If a 500g car inelastically collides with a 1000g car, you should have only 33% KE conserved.
If a 1000g car inelastically collides with a 500g car, you should have only 66% KE conserved.
If a 500g car inelastically collides with a 1500g car, you should have only 25% KE conserved.
If a 1500g car inelastically collides with a 500g car, you should have only 75% KE conserved.
The above are examples.  Your mass ratios will not be exact.

From these values, you can calculate a percent error for each of the six experiments.

In the text of your analysis, explain your observations of all experiments.  Tell what happens (they bounce or stick together).  What direction each cart goes after the collision.  Discuss the transfer of momentum.  Discuss the loss of energy.  Where does the mechanical energy go?    Why was momentum not 100% conserved?

If you are going for that A+ with the bonus points, other things you could do.
Show why these amounts of kinetic energy are what you should have conserved (instead of taking my word for it).

Peer Data: Make sure you compare your results to at least one other group.  Not only present their results, but compare your results to theirs.  Do the have the same general results (amount conserved) or not?  Why?

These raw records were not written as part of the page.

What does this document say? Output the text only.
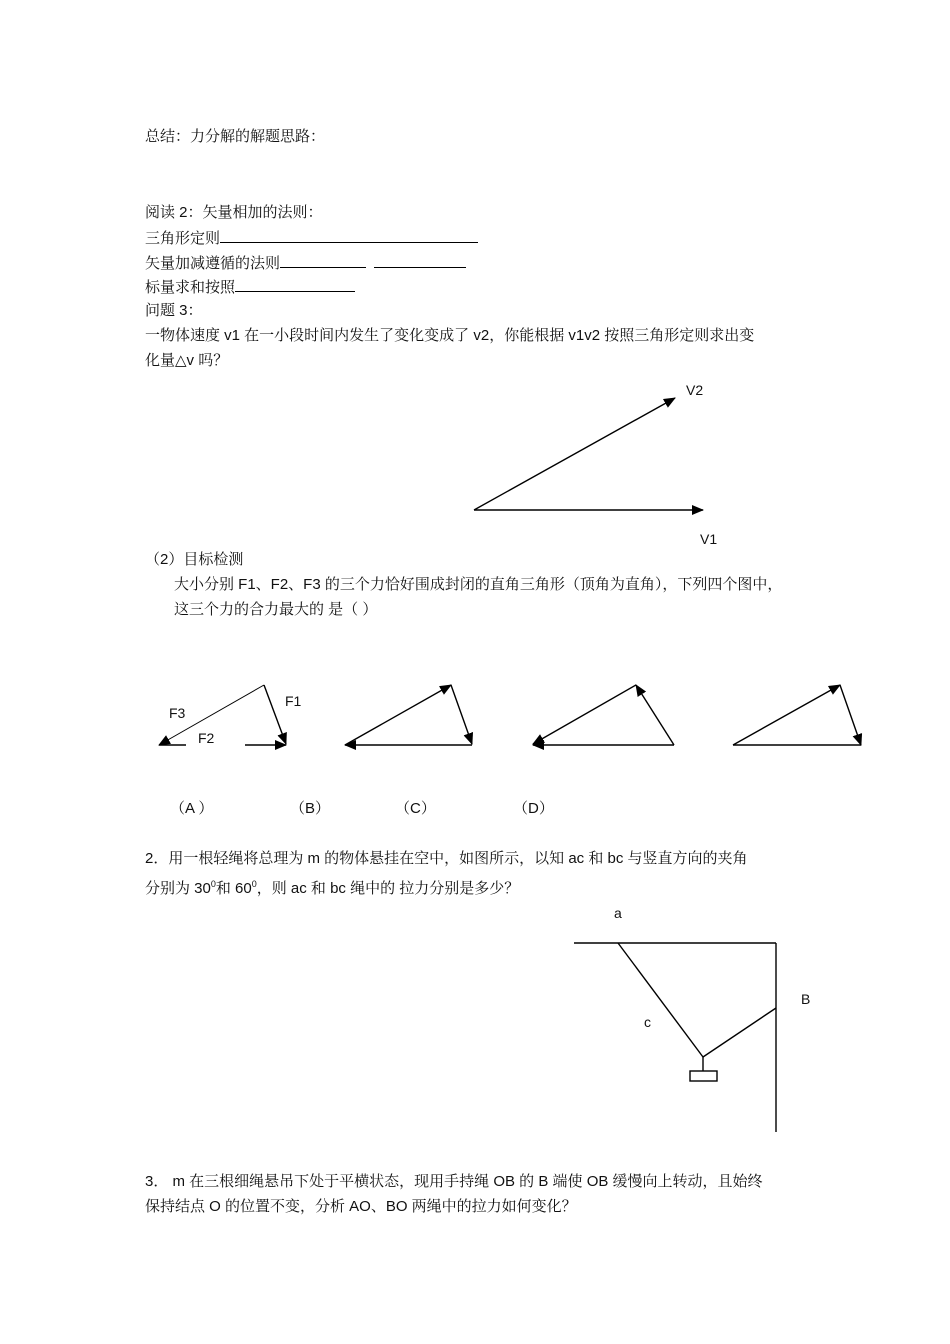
总结：力分解的解题思路：
阅读 2：矢量相加的法则：
三角形定则
矢量加减遵循的法则
标量求和按照
问题 3：
一物体速度 v1 在一小段时间内发生了变化变成了 v2，你能根据 v1v2 按照三角形定则求出变
化量△v 吗？
（2）目标检测
大小分别 F1、F2、F3 的三个力恰好围成封闭的直角三角形（顶角为直角），下列四个图中，
这三个力的合力最大的 是（ ）
（A ）	（B）	（C）	（D）
2．用一根轻绳将总理为 m 的物体悬挂在空中，如图所示，以知 ac 和 bc 与竖直方向的夹角
分别为 $30^0$和 $60^0$，则 ac 和 bc 绳中的 拉力分别是多少？
3． m 在三根细绳悬吊下处于平横状态，现用手持绳 OB 的 B 端使 OB 缓慢向上转动，且始终
保持结点 O 的位置不变，分析 AO、BO 两绳中的拉力如何变化？
V2
V1
F3
F1
F2
a
B
c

How are their methods different?


There is a link to the simulation you should use on Visual Classrooms.  You should model several of your trials as close as possible using the simulation and present the data, and compare it to your actual results.




Summarize it all, and think how the experiment could have been improved.  How could you eliminate your sources of error. Have realistic solutions.   Think about what led to inconsistencies in your experiments.

Remember to include an appendix with bibliography, pictures, sample calculations, derivations etc.
By sample calculations, I mean one example of every calculation that you did (which you did for six different experiments) to generate your tables.

Primary Sources

So what kinds of primary sources are out there for this report?  There are 3 articles posted in the documents section of Blackboard.  The rest are either on Google Books or in the BU Library.  Most e-journals you can access from the BU Library online using your Kerebos Password.

The easy route is Newton, which momentum and the third law and the Principia.
1.  Principia  p 92 from PDF  COROLLARY III.   States the Conservation of Momentum
Definition 2
In the second law, change in motion means momentum.  You can find this in the Physics Great Hall.

2.  Leibniz  Philosophical papers and letters; a selection translated and edited, with an introd., by Leroy E. Loemker  Mugar B2558 .F56~ v. 1& 2
P 296 available on Google Books        p 435 also of interest
Now, energy was not a solid idea until the 19th century.  However, in a primative form, it was a competing idea to Newton.  Leibniz came up with a concept called vis viva.  Note, this is not energy as we have learned it in class, but it led to the idea.

3.  George E. Smith, The Vis Viva Dispute: A Controversy at the Dawn of Dynamics”, Physics Today 59 (October 2006) Issue 10 pp 31-36.
This is actually a great and easy to read article.  You can access it through the BU library e-journals.  There is also a copy in the Physics Great Hall.

4. Wallis   Scott, J. F. (Joseph Frederick)  The mathematical work of John Wallis, D.D., F.R.S., (1616-1703) / by J.F. Scott with a foreword by E.N. da C. Andrade.     In Mugar this is QA29.W3 S3 1981 Also available on Google Books.  Start with p 97-99, and again on p 102-105

5.  Coriolis    Gaspard-Gustave Coriolis   Both Coriolis and Poncelet published in 1829; the paper by Coriolis being Du Calcul de l’effet des machines. (“Calculation of the Effect of Machines”) The contribution of Coriolis, Poncelet, and Navier to the concept of ‘work’ is examined in detail.  I Grattan-Guinness, Work for the workers : advances in engineering mechanics and instruction in France, 1800-1830, Ann. of Sci. 41 (1) (1984), 1-33.         Mugar Q1 .F36~ v. 41 1984  This is by special order.

6.  There is an article from the Journal of British History by Hall posted on Blackboard by Rupert Hall.  This goes into a lot of detail about the experiments by Wallis with Pendulum type collisions.